To understand how Saakashvili got here, one needs to go back some ways. Less than two years after completing his second presidential term in Georgia's fiercely polarized political atmosphere, he arrived in Ukraine in the wake of the Euromaidan unrest and with Kyiv at war with Russia-backed separatists.

After giving up his Georgian citizenship and being granted Ukrainian citizenship, in mid-2015 he was appointed by Poroshenko to govern the notoriously corrupt southern region of Odesa. The idea was reportedly Poroshenko's own -- bringing in his former university pal and battle-tested reformer to clean things up. (Saakashvili had ushered in considerable institutional and economic reforms in Georgia before his allies' thumping at the polls in 2012.)

But after a stint that included occasionally dramatic acts of political theater, the Ukrainian plan went awry and Saakashvili quit in November 2016, publicly accusing Poroshenko of blocking his reform efforts. He announced the launch of his own opposition party, called Movement of New Forces, and began campaigning against his former ally.

With only marginal public support, Saakashvili had mostly fallen off the map until Poroshenko's decree in July -- while the ex-governor was visiting the United States -- that stripped Saakashvili of his Ukrainian citizenship and voided his passport. No justification was publicly stated.

"Everybody would have forgotten Saakashvili. Nobody was really paying attention to his words," political analyst Taras Berezovets says, adding of Poroshenko's citizenship maneuver, "Then after this, he was quoted in all international media."

The news gave Saakashvili a much-needed if short-lived PR boost that he used to rally supporters to the Ukrainian-Polish border, where they helped him break through a guard post and reenter the country. While illegal, the authorities let him off with a fine.

Why the dramatic scenes and legions of police on December 5? Was it overkill?

Some say the Ukrainian authorities' massive law enforcement operation this week signaled Poroshenko's overwhelming desire to see Saakashvili taken out of the picture in a highly public manner.

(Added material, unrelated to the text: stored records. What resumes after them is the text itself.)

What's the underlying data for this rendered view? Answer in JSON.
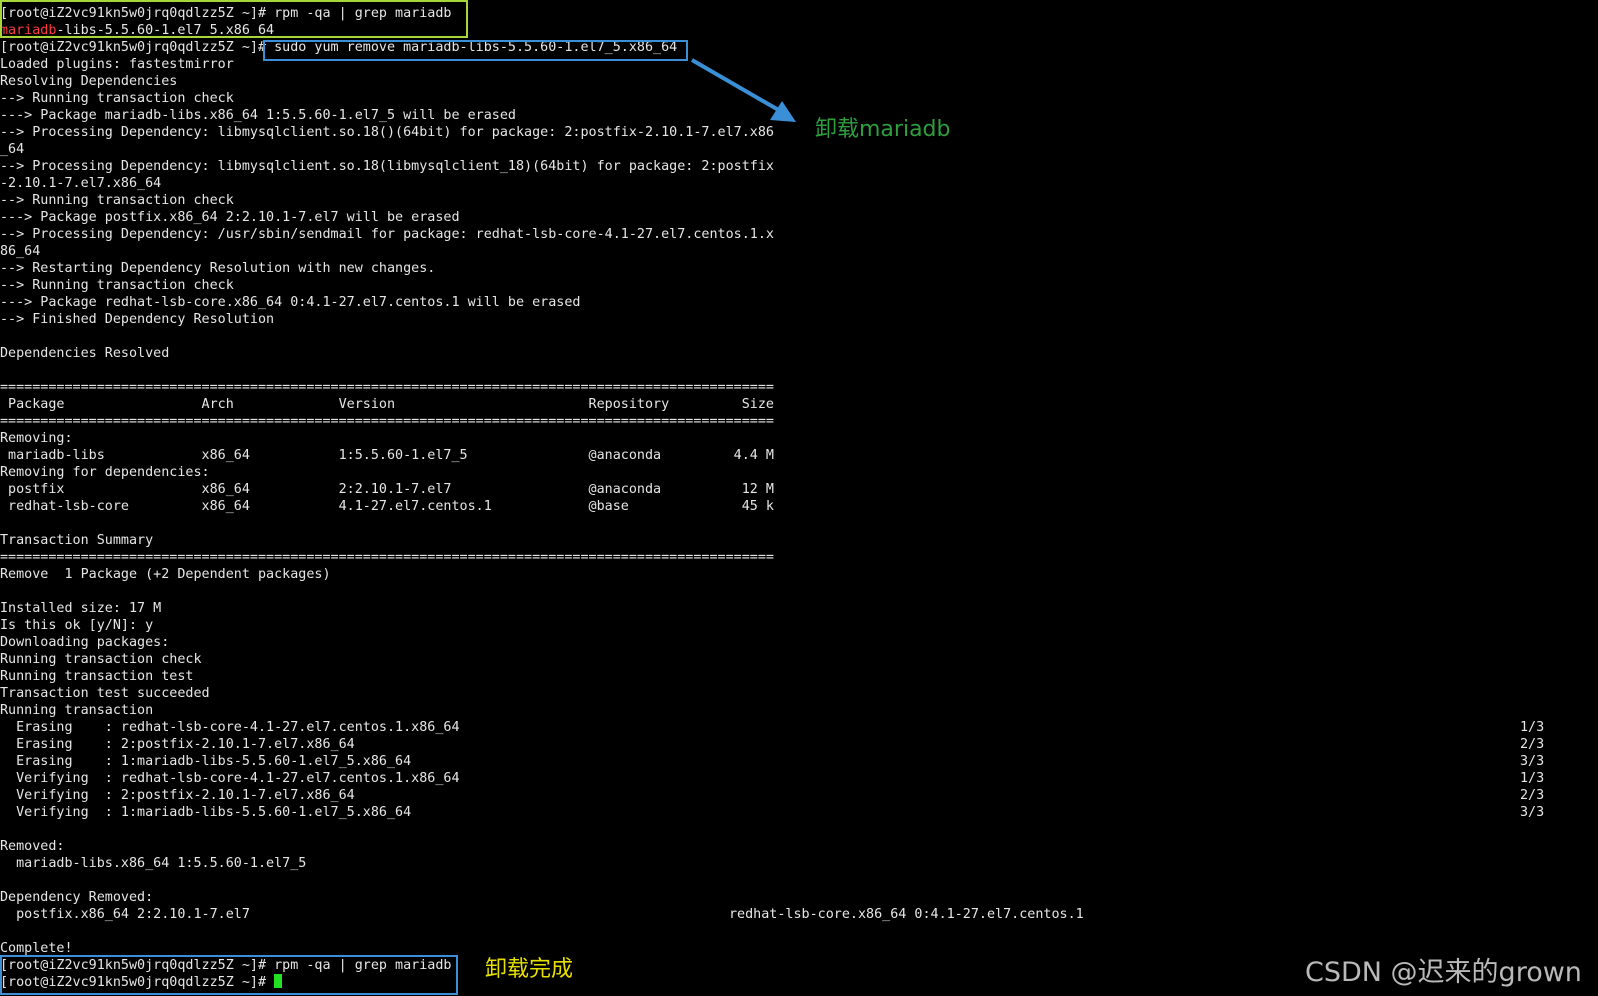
{
  "terminal": {
    "lines": [
      "[root@iZ2vc91kn5w0jrq0qdlzz5Z ~]# rpm -qa | grep mariadb",
      "mariadb-libs-5.5.60-1.el7_5.x86_64",
      "[root@iZ2vc91kn5w0jrq0qdlzz5Z ~]# sudo yum remove mariadb-libs-5.5.60-1.el7_5.x86_64",
      "Loaded plugins: fastestmirror",
      "Resolving Dependencies",
      "--> Running transaction check",
      "---> Package mariadb-libs.x86_64 1:5.5.60-1.el7_5 will be erased",
      "--> Processing Dependency: libmysqlclient.so.18()(64bit) for package: 2:postfix-2.10.1-7.el7.x86",
      "_64",
      "--> Processing Dependency: libmysqlclient.so.18(libmysqlclient_18)(64bit) for package: 2:postfix",
      "-2.10.1-7.el7.x86_64",
      "--> Running transaction check",
      "---> Package postfix.x86_64 2:2.10.1-7.el7 will be erased",
      "--> Processing Dependency: /usr/sbin/sendmail for package: redhat-lsb-core-4.1-27.el7.centos.1.x",
      "86_64",
      "--> Restarting Dependency Resolution with new changes.",
      "--> Running transaction check",
      "---> Package redhat-lsb-core.x86_64 0:4.1-27.el7.centos.1 will be erased",
      "--> Finished Dependency Resolution",
      "",
      "Dependencies Resolved",
      "",
      "================================================================================================",
      " Package                 Arch             Version                        Repository         Size",
      "================================================================================================",
      "Removing:",
      " mariadb-libs            x86_64           1:5.5.60-1.el7_5               @anaconda         4.4 M",
      "Removing for dependencies:",
      " postfix                 x86_64           2:2.10.1-7.el7                 @anaconda          12 M",
      " redhat-lsb-core         x86_64           4.1-27.el7.centos.1            @base              45 k",
      "",
      "Transaction Summary",
      "================================================================================================",
      "Remove  1 Package (+2 Dependent packages)",
      "",
      "Installed size: 17 M",
      "Is this ok [y/N]: y",
      "Downloading packages:",
      "Running transaction check",
      "Running transaction test",
      "Transaction test succeeded",
      "Running transaction",
      "  Erasing    : redhat-lsb-core-4.1-27.el7.centos.1.x86_64",
      "  Erasing    : 2:postfix-2.10.1-7.el7.x86_64",
      "  Erasing    : 1:mariadb-libs-5.5.60-1.el7_5.x86_64",
      "  Verifying  : redhat-lsb-core-4.1-27.el7.centos.1.x86_64",
      "  Verifying  : 2:postfix-2.10.1-7.el7.x86_64",
      "  Verifying  : 1:mariadb-libs-5.5.60-1.el7_5.x86_64",
      "",
      "Removed:",
      "  mariadb-libs.x86_64 1:5.5.60-1.el7_5",
      "",
      "Dependency Removed:",
      "  postfix.x86_64 2:2.10.1-7.el7",
      "",
      "Complete!",
      "[root@iZ2vc91kn5w0jrq0qdlzz5Z ~]# rpm -qa | grep mariadb",
      "[root@iZ2vc91kn5w0jrq0qdlzz5Z ~]# "
    ],
    "highlight_prefix": "mariadb",
    "progress": [
      "1/3",
      "2/3",
      "3/3",
      "1/3",
      "2/3",
      "3/3"
    ],
    "dependency_removed_extra": "redhat-lsb-core.x86_64 0:4.1-27.el7.centos.1"
  },
  "annotations": {
    "uninstall_label": "卸载mariadb",
    "uninstall_done_label": "卸载完成",
    "watermark": "CSDN @迟来的grown"
  },
  "colors": {
    "green_box": "#a6d63a",
    "blue_box": "#3a8fd6",
    "arrow": "#3a8fd6",
    "label_green": "#2e9e3e",
    "label_yellow": "#e6e000",
    "highlight_text": "#ff3b3b",
    "cursor": "#22e022"
  }
}
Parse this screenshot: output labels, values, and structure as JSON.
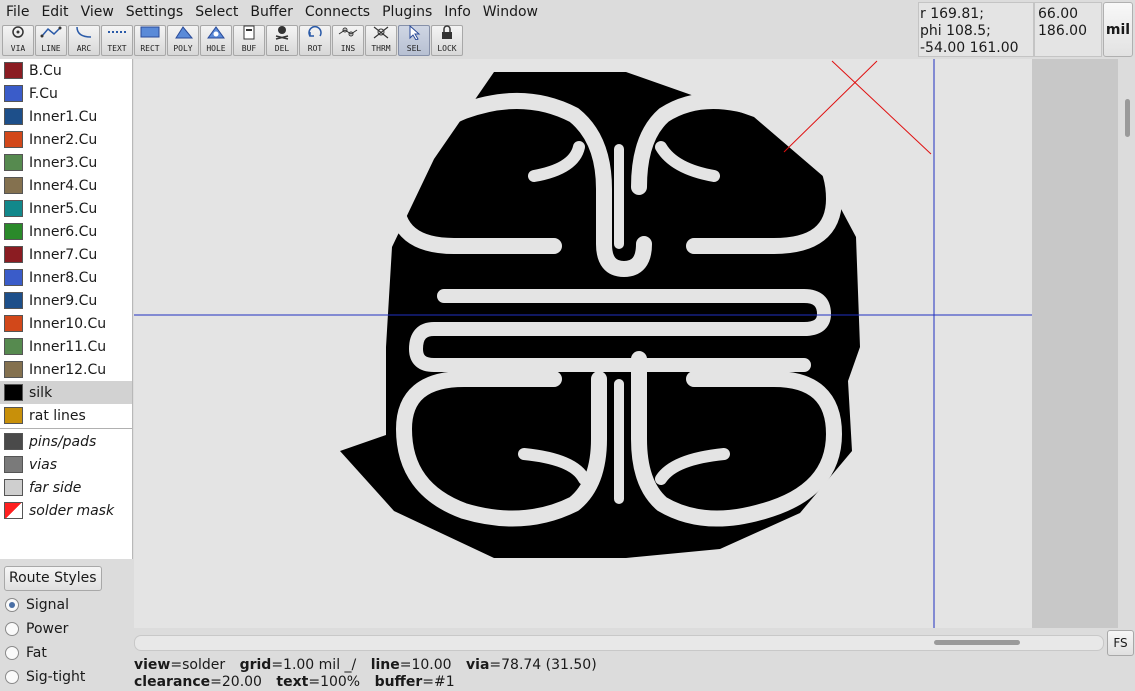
{
  "menubar": {
    "items": [
      "File",
      "Edit",
      "View",
      "Settings",
      "Select",
      "Buffer",
      "Connects",
      "Plugins",
      "Info",
      "Window"
    ]
  },
  "toolbar": {
    "tools": [
      {
        "label": "VIA",
        "icon": "via-icon"
      },
      {
        "label": "LINE",
        "icon": "line-icon"
      },
      {
        "label": "ARC",
        "icon": "arc-icon"
      },
      {
        "label": "TEXT",
        "icon": "text-icon"
      },
      {
        "label": "RECT",
        "icon": "rect-icon"
      },
      {
        "label": "POLY",
        "icon": "poly-icon"
      },
      {
        "label": "HOLE",
        "icon": "hole-icon"
      },
      {
        "label": "BUF",
        "icon": "buffer-icon"
      },
      {
        "label": "DEL",
        "icon": "delete-icon"
      },
      {
        "label": "ROT",
        "icon": "rotate-icon"
      },
      {
        "label": "INS",
        "icon": "insert-icon"
      },
      {
        "label": "THRM",
        "icon": "thermal-icon"
      },
      {
        "label": "SEL",
        "icon": "select-icon",
        "active": true
      },
      {
        "label": "LOCK",
        "icon": "lock-icon"
      }
    ]
  },
  "coords": {
    "polar_r": "r 169.81;",
    "polar_phi": "phi 108.5;",
    "rel": "-54.00 161.00",
    "abs_x": "66.00",
    "abs_y": "186.00",
    "unit": "mil"
  },
  "layers": [
    {
      "label": "B.Cu",
      "color": "#8b1c22"
    },
    {
      "label": "F.Cu",
      "color": "#3a5cc9"
    },
    {
      "label": "Inner1.Cu",
      "color": "#1d4f8a"
    },
    {
      "label": "Inner2.Cu",
      "color": "#d2481a"
    },
    {
      "label": "Inner3.Cu",
      "color": "#568a4f"
    },
    {
      "label": "Inner4.Cu",
      "color": "#84714f"
    },
    {
      "label": "Inner5.Cu",
      "color": "#12888b"
    },
    {
      "label": "Inner6.Cu",
      "color": "#2a8a2a"
    },
    {
      "label": "Inner7.Cu",
      "color": "#8b1c22"
    },
    {
      "label": "Inner8.Cu",
      "color": "#3a5cc9"
    },
    {
      "label": "Inner9.Cu",
      "color": "#1d4f8a"
    },
    {
      "label": "Inner10.Cu",
      "color": "#d2481a"
    },
    {
      "label": "Inner11.Cu",
      "color": "#568a4f"
    },
    {
      "label": "Inner12.Cu",
      "color": "#84714f"
    },
    {
      "label": "silk",
      "color": "#000000",
      "selected": true
    },
    {
      "label": "rat lines",
      "color": "#c8900a"
    }
  ],
  "virtual_layers": [
    {
      "label": "pins/pads",
      "color": "#4a4a4a"
    },
    {
      "label": "vias",
      "color": "#7a7a7a"
    },
    {
      "label": "far side",
      "color": "#cfcfcf"
    },
    {
      "label": "solder mask",
      "color": "#ff2020"
    }
  ],
  "route_styles": {
    "button_label": "Route Styles",
    "options": [
      {
        "label": "Signal",
        "checked": true
      },
      {
        "label": "Power",
        "checked": false
      },
      {
        "label": "Fat",
        "checked": false
      },
      {
        "label": "Sig-tight",
        "checked": false
      }
    ]
  },
  "fs_label": "FS",
  "status": {
    "view_key": "view",
    "view_val": "=solder",
    "grid_key": "grid",
    "grid_val": "=1.00 mil  _/",
    "line_key": "line",
    "line_val": "=10.00",
    "via_key": "via",
    "via_val": "=78.74 (31.50)",
    "clearance_key": "clearance",
    "clearance_val": "=20.00",
    "text_key": "text",
    "text_val": "=100%",
    "buffer_key": "buffer",
    "buffer_val": "=#1"
  },
  "colors": {
    "crosshair": "#1f2fbf",
    "cursor_marker": "#e01010",
    "artwork": "#000000",
    "canvas_bg": "#e4e4e4"
  }
}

Since his return to Ukraine, Saakashvili has set his sights on campaigning for early presidential and parliamentary elections. (Presidential and legislative elections are not otherwise slated to take place until 2019.) His message has been antigovernment and specifically anti-Poroshenko, which observers say may have gotten under the president's skin.

"This seems like a personal rivalry...a battle of egos" between Poroshenko and Saakashvili, according to Kateryna Zarembo, deputy director at the Kyiv-based New Europe Center, a think tank. "It's kind of similar to Yanukovych and [former Prime Minister and eventually failed presidential candidate Yulia] Tymoshenko."

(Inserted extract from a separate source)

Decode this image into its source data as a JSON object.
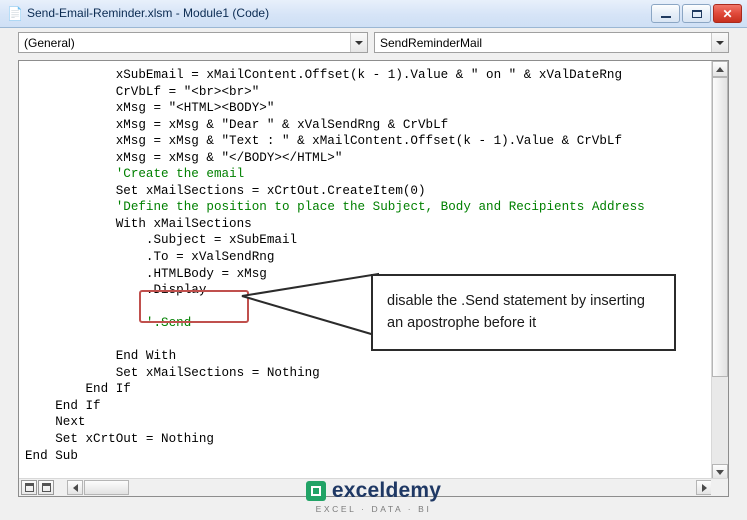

But the strength and apparent dedication demonstrated by Saakashvili's supporters this week suggest it could require a sizable contingent of police to take him into custody. In this case, it seems the authorities seriously miscalculated.

...But how could they just let him get away?

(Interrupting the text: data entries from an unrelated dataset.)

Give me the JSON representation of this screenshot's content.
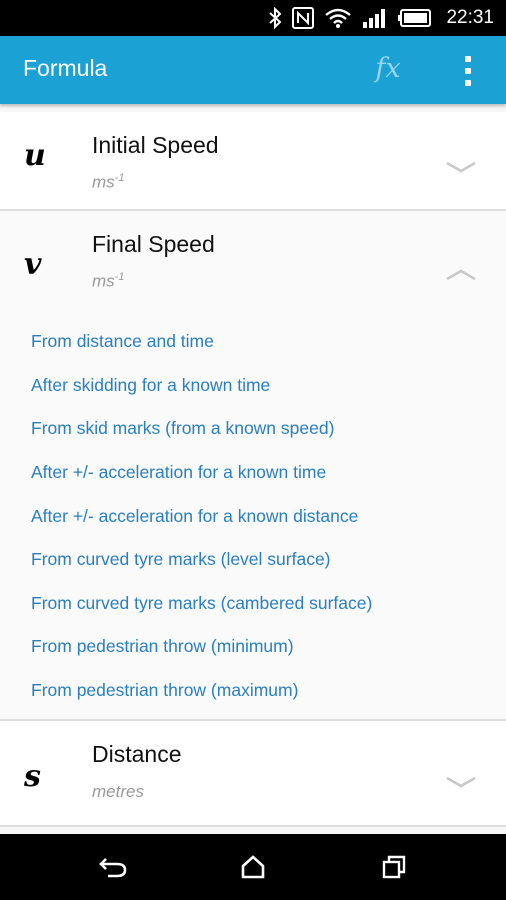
{
  "status_bar": {
    "time": "22:31",
    "icons": [
      "bluetooth-icon",
      "nfc-icon",
      "wifi-icon",
      "signal-icon",
      "battery-icon"
    ]
  },
  "app_bar": {
    "title": "Formula",
    "fx_icon": "fx",
    "menu_icon": "overflow-menu-icon"
  },
  "variables": [
    {
      "symbol": "u",
      "name": "Initial Speed",
      "unit": "ms",
      "unit_exp": "-1",
      "expanded": false
    },
    {
      "symbol": "v",
      "name": "Final Speed",
      "unit": "ms",
      "unit_exp": "-1",
      "expanded": true,
      "formulas": [
        "From distance and time",
        "After skidding for a known time",
        "From skid marks (from a known speed)",
        "After +/- acceleration for a known time",
        "After +/- acceleration for a known distance",
        "From curved tyre marks (level surface)",
        "From curved tyre marks (cambered surface)",
        "From pedestrian throw (minimum)",
        "From pedestrian throw (maximum)"
      ]
    },
    {
      "symbol": "s",
      "name": "Distance",
      "unit": "metres",
      "unit_exp": "",
      "expanded": false
    }
  ],
  "nav_bar": {
    "buttons": [
      "back-icon",
      "home-icon",
      "recent-apps-icon"
    ]
  },
  "colors": {
    "app_bar": "#1ba1d4",
    "link": "#2a7fbf",
    "unit": "#9a9a9a"
  }
}
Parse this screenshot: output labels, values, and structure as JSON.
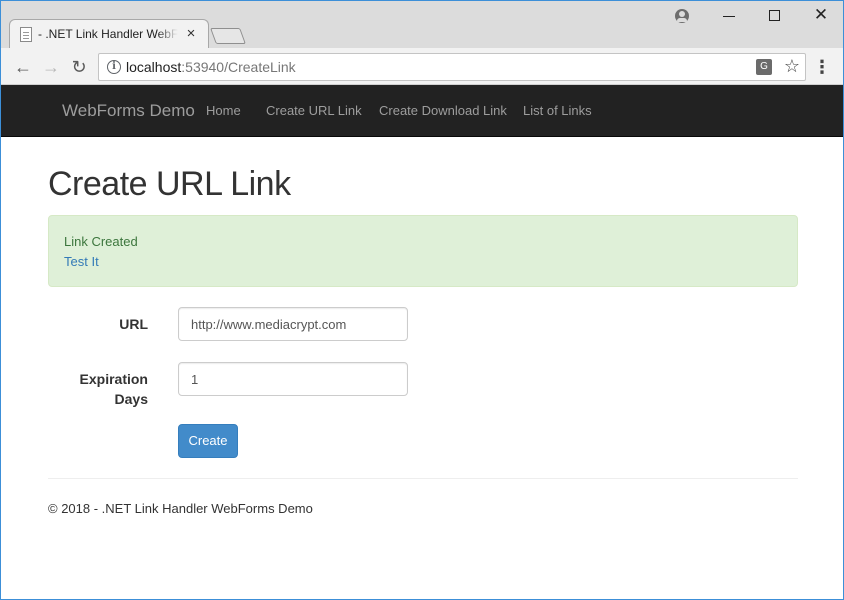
{
  "browser": {
    "tab": {
      "title": "- .NET Link Handler WebForms Demo",
      "close": "×"
    },
    "window_controls": {
      "minimize": "",
      "maximize": "",
      "close": "✕"
    },
    "toolbar": {
      "back": "←",
      "forward": "→",
      "reload": "↻",
      "url_host": "localhost",
      "url_rest": ":53940/CreateLink",
      "info_glyph": "i",
      "translate_glyph": "G",
      "star_glyph": "☆",
      "menu_glyph": "⋮"
    }
  },
  "navbar": {
    "brand": "WebForms Demo",
    "links": [
      {
        "label": "Home"
      },
      {
        "label": "Create URL Link"
      },
      {
        "label": "Create Download Link"
      },
      {
        "label": "List of Links"
      }
    ]
  },
  "page": {
    "title": "Create URL Link",
    "alert": {
      "message": "Link Created",
      "link": "Test It"
    },
    "form": {
      "url_label": "URL",
      "url_value": "http://www.mediacrypt.com",
      "expiration_label_line1": "Expiration",
      "expiration_label_line2": "Days",
      "expiration_value": "1",
      "submit_label": "Create"
    },
    "footer": "© 2018 - .NET Link Handler WebForms Demo"
  },
  "colors": {
    "navbar_bg": "#222222",
    "nav_text": "#9d9d9d",
    "alert_bg": "#dff0d8",
    "alert_text": "#3c763d",
    "link": "#337ab7",
    "primary_button": "#428bca"
  }
}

Some observers have noted that -- with the Euromaidan violence still fresh in the minds of Ukrainians -- police may be less inclined to use force against protesters.

The authorities certainly seem to have seriously miscalculated the determination of Saakashvili's followers.

But the operation itself appears to have been hastily planned. Conducting it in daylight and at Saakashvili's apartment -- on a narrow one-way street in the capital's busy center during morning rush hour -- probably reduced the odds of an efficient extraction.

How widespread is support for Saakashvili among Ukrainians?

Many Ukrainians say Saakashvili has Poroshenko to thank for his recent publicity. In fact, for months opinion polls have shown Saakashvili polling at somewhere between 1-2 percent popularity. That has many political observers scratching their heads about the authorities' tireless pursuit of him.

Like his summertime breakthrough at the Ukraine-Poland border, Saakashvili's breakout from the police van on December 5 is likely to boost his political profile, if only briefly.